A main goal in botanical illustration is to create a record for scientists to refer back to in the future. In addition to working as the Smithsonian’s only botanical illustrator, Tangerini also manages the museum’s extensive collection of botanical art. Many of these pieces were created in the 1800s, and modern botanists still look at them to learn about species that have since gone extinct or significantly changed over time.
“What I’m doing now will last through the centuries,” says Tangerini. “Every time I'm drawing a line, I try to make it the best line I’ve ever drawn.” The specimens that Tangerini illustrates are often the only representatives of their species that have ever been found in the wild, making it essential for her to document the plants’ intricacies and details in case they are never discovered again.This long-lasting botanical record drives Tangerini’s passion for her field and her determination to preserve the traditional artistic techniques that she has used since the beginning of her career. In an increasingly digital world, Tangerini has begun to combine technology with the time-honored “pen and ink” methods of the past, and the resulting illustrations blend multi-dimensional computer programs with the extreme precision that only hand-drawing can provide.
While it may seem like technology would have already surpassed manual artistic processes, Tangerini has actually been waiting years for digital media to catch up to the abilities of her physical pencils, pens and brushes. As she often updates her illustrations over the decades, Tangerini needs to be sure that switching media will not affect the clarity of her work. “You can go digital, but it must look like pen and ink,” says Tangerini. “Entire species will be compared on the basis of these illustrations and how different these plants look, so the techniques need to be consistent.”
Each of Tangerini’s illustrations can take up to two weeks to complete, and her artistic process always begins the same way: with a classic pencil drawing.
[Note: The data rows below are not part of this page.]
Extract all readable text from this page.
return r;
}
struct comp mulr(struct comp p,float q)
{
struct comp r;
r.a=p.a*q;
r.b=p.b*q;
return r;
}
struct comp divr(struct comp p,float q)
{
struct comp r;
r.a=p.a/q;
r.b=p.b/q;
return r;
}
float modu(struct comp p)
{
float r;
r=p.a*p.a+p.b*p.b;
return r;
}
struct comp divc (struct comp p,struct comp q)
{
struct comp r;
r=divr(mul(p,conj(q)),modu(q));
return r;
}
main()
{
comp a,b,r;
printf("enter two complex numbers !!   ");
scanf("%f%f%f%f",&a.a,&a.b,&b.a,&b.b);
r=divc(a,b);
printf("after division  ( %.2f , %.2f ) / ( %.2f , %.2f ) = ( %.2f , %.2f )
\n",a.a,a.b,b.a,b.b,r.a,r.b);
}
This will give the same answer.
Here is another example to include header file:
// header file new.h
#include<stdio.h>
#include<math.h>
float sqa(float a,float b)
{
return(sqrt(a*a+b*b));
Stacked next to her drafting table are an impressive array of drawing utensils that Tangerini uses to compose the tiny hairs that erupt from floral stems and the sweeping lines that animate tall grasses. Tangerini’s first portrayal may go through over a dozen versions, as botanists tell her exactly what to focus on, before she traces over the drawing with a pen and ink.
Finally, the technology comes into play as the intimidatingly large microscope in the corner of Tangerini’s office is used to project an enlarged image of her dried specimens onto a digital drawing monitor. Suddenly, the magic happens as Tangerini begins trace over the photographs with a pressure-sensitive stylus, layering her precise hand drawings underneath the computerized graphics. She builds upon the illustration until it is difficult to tell which is her drawing and which is the plant sample it was based on.
People have asked Tangerini countless times why botanical illustrators are needed, and why they have not been replaced by advanced photography equipment. Her response is simple. “A camera just takes a picture and records exactly what it sees, that’s it,” Tangerini says. “As a botanical illustrator, you are reconstructing what the plant would have looked like in the natural world, and highlighting what the botanist wants to emphasize in the details.”
For Tangerini, outreach and education are essential to ensuring that the field of botanical illustration will flourish in the future. She teaches short classes at fine arts schools, gives lectures to Smithsonian interns about the importance of botanical illustration, and enters her work in botanical art collections all over the world. Taking new students as often as possible, Tangerini makes sure to teach them how to illustrate without technology using only a pen and ink. “I want them to capture the personality and the feel of every organism as they draw by hand,” she says. “That’s the only way they will learn to love botanical illustration as much as I do, which is quite a lot.”